Saya, sebagai suami dengan dua putra berusia 16 dan 11 tahun, memilih untuk tidak menggunakan vasektomi. Bukan karena saya menentangnya, tetapi karena kami menemukan cara lain yang sesuai dengan keyakinan dan nilai-nilai kami sebagai umat Katolik, yakni kontrasepsi berbasis alami (KBA). Namun, saya menghormati setiap pria yang memilih vasektomi sebagai bentuk tanggung jawab terhadap keluarga dan pasangannya.
Vasektomi adalah metode kontrasepsi pria dengan tingkat keberhasilan mendekati 99,9% dalam mencegah kehamilan (World Health Organization, 2018). Prosedur ini melibatkan pemotongan atau penyegelan saluran vas deferens, sehingga sperma tidak bercampur dengan air mani yang dikeluarkan saat ejakulasi (Mayo Clinic, 2023).
Secara biologis, vasektomi tidak memengaruhi produksi hormon testosteron, gairah seksual, atau kenikmatan seksual (American Urological Association, 2020).

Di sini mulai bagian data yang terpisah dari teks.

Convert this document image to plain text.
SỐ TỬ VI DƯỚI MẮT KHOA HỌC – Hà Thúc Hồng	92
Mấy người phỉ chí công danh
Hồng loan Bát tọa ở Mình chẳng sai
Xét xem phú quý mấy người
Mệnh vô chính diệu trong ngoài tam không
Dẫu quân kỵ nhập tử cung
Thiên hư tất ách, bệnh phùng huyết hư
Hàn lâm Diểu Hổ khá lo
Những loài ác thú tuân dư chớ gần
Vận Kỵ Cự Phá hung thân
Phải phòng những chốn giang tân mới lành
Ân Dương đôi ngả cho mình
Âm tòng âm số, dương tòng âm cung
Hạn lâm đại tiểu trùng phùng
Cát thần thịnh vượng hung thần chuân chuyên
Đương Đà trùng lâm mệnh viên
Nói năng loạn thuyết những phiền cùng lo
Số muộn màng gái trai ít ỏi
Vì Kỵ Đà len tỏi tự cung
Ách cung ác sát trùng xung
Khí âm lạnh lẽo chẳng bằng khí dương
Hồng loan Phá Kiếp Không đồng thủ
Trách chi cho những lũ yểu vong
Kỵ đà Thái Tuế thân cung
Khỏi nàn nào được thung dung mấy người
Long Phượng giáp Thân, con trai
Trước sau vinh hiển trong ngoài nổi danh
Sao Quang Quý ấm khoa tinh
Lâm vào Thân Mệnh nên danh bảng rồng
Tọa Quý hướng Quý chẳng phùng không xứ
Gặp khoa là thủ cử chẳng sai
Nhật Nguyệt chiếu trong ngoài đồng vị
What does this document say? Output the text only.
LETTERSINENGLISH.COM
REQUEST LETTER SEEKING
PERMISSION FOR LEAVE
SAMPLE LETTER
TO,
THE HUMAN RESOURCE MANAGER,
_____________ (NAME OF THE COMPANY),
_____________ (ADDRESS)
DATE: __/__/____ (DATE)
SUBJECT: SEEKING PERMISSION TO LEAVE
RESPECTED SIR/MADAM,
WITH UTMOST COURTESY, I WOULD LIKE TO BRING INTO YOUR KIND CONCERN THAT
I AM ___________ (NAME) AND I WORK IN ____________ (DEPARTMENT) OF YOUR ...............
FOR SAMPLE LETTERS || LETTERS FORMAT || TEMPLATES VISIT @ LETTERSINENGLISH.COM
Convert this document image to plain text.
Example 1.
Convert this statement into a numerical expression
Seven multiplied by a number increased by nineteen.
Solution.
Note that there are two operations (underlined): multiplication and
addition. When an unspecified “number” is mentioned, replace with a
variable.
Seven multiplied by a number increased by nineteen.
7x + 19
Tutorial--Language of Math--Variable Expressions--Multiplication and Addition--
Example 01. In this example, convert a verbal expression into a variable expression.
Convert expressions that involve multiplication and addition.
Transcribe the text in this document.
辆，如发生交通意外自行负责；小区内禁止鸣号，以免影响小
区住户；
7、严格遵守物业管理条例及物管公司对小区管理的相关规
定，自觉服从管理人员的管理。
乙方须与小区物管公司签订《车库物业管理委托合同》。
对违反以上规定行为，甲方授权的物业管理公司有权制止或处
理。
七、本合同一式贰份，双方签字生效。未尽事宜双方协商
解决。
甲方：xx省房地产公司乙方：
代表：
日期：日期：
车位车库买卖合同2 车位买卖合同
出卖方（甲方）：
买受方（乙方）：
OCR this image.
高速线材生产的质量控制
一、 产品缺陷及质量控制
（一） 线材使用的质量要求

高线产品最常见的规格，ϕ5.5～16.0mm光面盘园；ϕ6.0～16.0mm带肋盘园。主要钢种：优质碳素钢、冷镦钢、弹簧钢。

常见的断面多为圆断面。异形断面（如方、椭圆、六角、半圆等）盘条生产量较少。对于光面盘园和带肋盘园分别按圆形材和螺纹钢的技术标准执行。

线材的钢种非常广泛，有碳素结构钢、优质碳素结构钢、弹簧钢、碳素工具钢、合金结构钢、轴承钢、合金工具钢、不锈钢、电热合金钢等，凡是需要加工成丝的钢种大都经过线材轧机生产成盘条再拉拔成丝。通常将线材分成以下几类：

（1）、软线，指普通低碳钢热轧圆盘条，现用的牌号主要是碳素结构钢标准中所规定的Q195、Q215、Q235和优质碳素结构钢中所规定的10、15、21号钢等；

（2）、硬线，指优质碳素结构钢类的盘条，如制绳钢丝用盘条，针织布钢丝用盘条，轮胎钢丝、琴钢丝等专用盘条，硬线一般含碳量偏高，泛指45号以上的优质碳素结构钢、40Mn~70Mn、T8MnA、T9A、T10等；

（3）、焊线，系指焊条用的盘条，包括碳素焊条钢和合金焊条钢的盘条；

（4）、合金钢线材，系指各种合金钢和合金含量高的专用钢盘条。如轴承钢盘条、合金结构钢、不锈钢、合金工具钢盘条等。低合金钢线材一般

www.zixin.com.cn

Dari sisi psikologis, keputusan untuk vasektomi sering mencerminkan kesiapan pria untuk mengambil tanggung jawab perencanaan keluarga, bahkan rela menanggung risiko prosedur demi mengurangi beban pasangan (Sharma et al., 2013).
Secara Sosiologis, vasektomi dapat dipandang sebagai langkah menuju kesetaraan gender dalam kesehatan reproduksi, di mana suami dan istri berbagi tanggung jawab, bukan hanya istri yang menanggung efek kontrasepsi hormonal atau prosedur seperti tubektomi (Gutmann, 2007).
Meski begitu, mengapa vasektomi masih jarang dilirik oleh pria di Indonesia? Pertama, kurangnya edukasi menjadi faktor utama. Banyak pria masih salah paham, mengira vasektomi sama dengan kebiri atau akan mengurangi kejantanan (BKKBN, 2019).
Kedua, faktor budaya dan stigma sosial turut berperan. Dalam budaya patriarkis, kontrasepsi sering dianggap "urusan perempuan", dan pria enggan mengambil langkah permanen yang dianggap mengubah "kodrat" mereka (Roudi-Fahimi, 2004).